GABRIELA QUINTERO They didn’t want a girl in the band at first, but they needed a guitar player and I could play. And once I started to play with them, it was good, because they didn’t talk at all—it was pure practicing. My previous bands had been all girls, and everyone was just blah blah blah all the time. [laughs] It was demanding music, because I had to do a lot of solos and I had to be very precise with my plectrum technique to get all those downstroke metal riffs. But I loved that. I loved to practice.

RODRIGO Being a thrash metal band in Mexico City in the early Nineties was totally weird and underground and never going to go anywhere, but by ’97, the Latin rock thing was growing, and at last we got an offer for a record deal. We did a recording then that was the best-quality recording we made, but once that happened, both my brother and the drummer left the band. We hired two new guys, but it just wasn’t the same. So we broke up the band in ’98, and that’s when we switched from metal to what we do now—whatever you want to call that.

GW To an outsider, that style change seems pretty extreme. Did it feel that way to you at the time?

RODRIGO Yeah, it did, but neither of us cared anymore about getting a record deal or anything like that. Gabriela and I shared the same ideas, and we just wanted to get some more life experience. So we started playing and listening to a lot of different kinds of music, and that really opened up our ears. Having two acoustic guitars in our hands all the time was very different, too. When we’d had the band, we always used to have acoustic guitars at home, but that was just to jam around. After we decided not to use the electric instruments anymore, we had to develop different ways to play. All the Latin rhythms that came out of that change came out naturally. We never played Latin rhythms when we were in Mexico. Never, ever.

GW And you didn’t just stop using your electric guitars; you actually got rid of them, right?

RODRIGO That’s true. When we decided to leave Mexico City, we sold all the gear we had—Kramer guitars, Marshall amps, everything—and then we bought two cheap acoustic guitars and off we went.

GABRIELA It was done out of desperation. We needed the money to leave town.

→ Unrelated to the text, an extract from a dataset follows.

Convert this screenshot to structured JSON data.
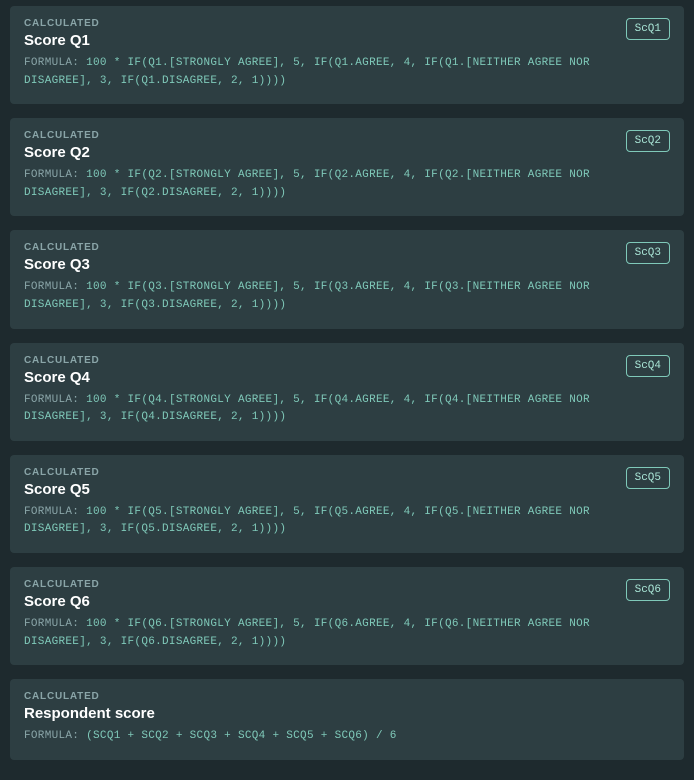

RODRIGO At that point, I was making background music for a television channel, and Gabriela was giving guitar lessons. We were both disappointed about what we were doing. So we were like, “We’ve got to get out of here and do something different.” Our plan was to go to the beach at [Mexican seaside resort] Ixtapa and play in hotels. We did that for about eight months. We already knew we eventually wanted to go to Europe, but we didn’t know where.